Não sabemos até quando a SELIC continuará alta como agora. Na nossa opinião, deve cair bem antes do esperado, mas qualquer investidor mais velho de guerra sabe que o juros, ainda mais no Brasil, pode dar um cavalo de pau e surpreender até as leituras mais conservadoras.

No 4T22, estamos falando de uma dívida que custou a Ambipar 51% de todo o seu resultado operacional, veja, de um EBITDA de R$ 350 milhões, R$ 180 milhões foi utilizado para pagar sua dívida. Tirando impostos e demais linhas de custos, sobrou para a empresa somente R$ 23 milhões, que foi o seu lucro líquido.

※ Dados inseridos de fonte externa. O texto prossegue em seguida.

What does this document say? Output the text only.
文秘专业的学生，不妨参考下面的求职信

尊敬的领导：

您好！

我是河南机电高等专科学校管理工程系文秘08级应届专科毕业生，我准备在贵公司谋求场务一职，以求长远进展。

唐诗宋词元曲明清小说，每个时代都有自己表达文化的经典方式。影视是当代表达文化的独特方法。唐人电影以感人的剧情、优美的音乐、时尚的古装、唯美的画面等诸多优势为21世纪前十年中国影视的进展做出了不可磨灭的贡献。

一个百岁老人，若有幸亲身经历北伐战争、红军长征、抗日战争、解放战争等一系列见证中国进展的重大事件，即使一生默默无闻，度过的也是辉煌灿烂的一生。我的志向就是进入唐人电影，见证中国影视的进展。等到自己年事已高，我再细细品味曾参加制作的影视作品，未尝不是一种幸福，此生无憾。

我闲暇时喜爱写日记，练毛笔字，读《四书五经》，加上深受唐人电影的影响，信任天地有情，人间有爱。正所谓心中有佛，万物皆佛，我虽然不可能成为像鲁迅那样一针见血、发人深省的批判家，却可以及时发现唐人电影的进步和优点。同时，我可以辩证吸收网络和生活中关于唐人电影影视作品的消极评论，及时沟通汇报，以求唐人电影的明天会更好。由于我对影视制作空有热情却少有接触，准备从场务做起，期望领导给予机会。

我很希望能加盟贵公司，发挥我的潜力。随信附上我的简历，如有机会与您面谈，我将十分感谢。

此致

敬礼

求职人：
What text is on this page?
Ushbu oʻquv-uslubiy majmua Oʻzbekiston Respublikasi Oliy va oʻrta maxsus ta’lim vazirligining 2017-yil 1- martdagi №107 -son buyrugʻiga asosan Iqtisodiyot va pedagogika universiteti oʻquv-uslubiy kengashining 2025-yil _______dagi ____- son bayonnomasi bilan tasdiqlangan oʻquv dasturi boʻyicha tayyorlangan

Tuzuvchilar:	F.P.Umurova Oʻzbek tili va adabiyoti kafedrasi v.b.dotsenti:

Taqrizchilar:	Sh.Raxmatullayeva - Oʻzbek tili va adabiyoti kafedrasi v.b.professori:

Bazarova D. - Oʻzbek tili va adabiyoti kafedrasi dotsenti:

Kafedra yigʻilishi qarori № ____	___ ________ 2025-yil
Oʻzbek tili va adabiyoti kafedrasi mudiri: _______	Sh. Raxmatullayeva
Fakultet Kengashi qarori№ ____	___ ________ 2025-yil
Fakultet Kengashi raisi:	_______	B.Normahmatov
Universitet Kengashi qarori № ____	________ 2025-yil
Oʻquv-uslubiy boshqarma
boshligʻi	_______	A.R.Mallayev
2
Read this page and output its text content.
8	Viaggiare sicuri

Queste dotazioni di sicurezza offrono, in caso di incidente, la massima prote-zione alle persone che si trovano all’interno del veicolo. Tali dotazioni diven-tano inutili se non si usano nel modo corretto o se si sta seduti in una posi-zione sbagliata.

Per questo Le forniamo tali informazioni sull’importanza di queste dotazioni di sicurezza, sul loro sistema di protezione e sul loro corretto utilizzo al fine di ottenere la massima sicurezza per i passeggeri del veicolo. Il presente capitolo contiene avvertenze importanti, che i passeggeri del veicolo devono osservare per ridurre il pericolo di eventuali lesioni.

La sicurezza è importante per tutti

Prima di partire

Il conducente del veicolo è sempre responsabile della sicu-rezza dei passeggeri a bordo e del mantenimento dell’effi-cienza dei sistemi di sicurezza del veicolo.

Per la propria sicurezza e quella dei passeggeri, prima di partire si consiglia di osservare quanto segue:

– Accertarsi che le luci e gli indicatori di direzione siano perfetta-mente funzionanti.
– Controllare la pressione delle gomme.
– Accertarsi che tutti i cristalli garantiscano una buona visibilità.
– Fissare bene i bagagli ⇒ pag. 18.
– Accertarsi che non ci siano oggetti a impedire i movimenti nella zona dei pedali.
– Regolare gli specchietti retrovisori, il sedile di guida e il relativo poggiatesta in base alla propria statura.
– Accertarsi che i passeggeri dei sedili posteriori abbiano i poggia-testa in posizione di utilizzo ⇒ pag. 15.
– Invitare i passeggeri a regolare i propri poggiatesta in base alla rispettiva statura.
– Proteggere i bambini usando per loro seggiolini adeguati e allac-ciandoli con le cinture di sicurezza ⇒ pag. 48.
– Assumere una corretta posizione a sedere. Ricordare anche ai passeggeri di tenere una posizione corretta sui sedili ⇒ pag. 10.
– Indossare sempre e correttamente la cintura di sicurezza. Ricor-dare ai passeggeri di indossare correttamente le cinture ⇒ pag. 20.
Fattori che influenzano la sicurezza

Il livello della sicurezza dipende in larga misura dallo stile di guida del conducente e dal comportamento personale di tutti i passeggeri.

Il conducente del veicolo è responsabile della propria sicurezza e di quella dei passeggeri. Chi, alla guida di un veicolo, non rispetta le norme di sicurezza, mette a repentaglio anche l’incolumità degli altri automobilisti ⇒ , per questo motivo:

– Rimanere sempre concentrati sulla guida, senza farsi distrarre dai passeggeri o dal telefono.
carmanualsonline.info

A expectativa caso o juros caia, é que boa parte desse custo com dívida deixa de existir e se torne lucro, mas o investidor inteligente não conta com os ovos da galinhas, mas trabalha principalmente as alternativas caso a galinha não faça o que era esperado.

Uma empresa fantástica, sem sombra de dúvidas, mas em um momento sombrio da economia com um juros explosivo. Se você gosta da companhia, monitore com muito carinho e ceticismo sua alavancagem. Mantras como “caiu comprou” não agregam em nada e empresas são organismos vivos que inclusive cometem erros. Gostamos bastante do resultado operacional que vem crescendo em ritmo acelerado, mas a dívida, mesmo que com boa estrutura e de uma companhia com operacional impecável, deve ser analisada com atenção e sem viés de perfeição. Talvez seja uma das tantas que gere bons resultados quando o juros caírem e sobrar mais dinheiro na linha de lucro.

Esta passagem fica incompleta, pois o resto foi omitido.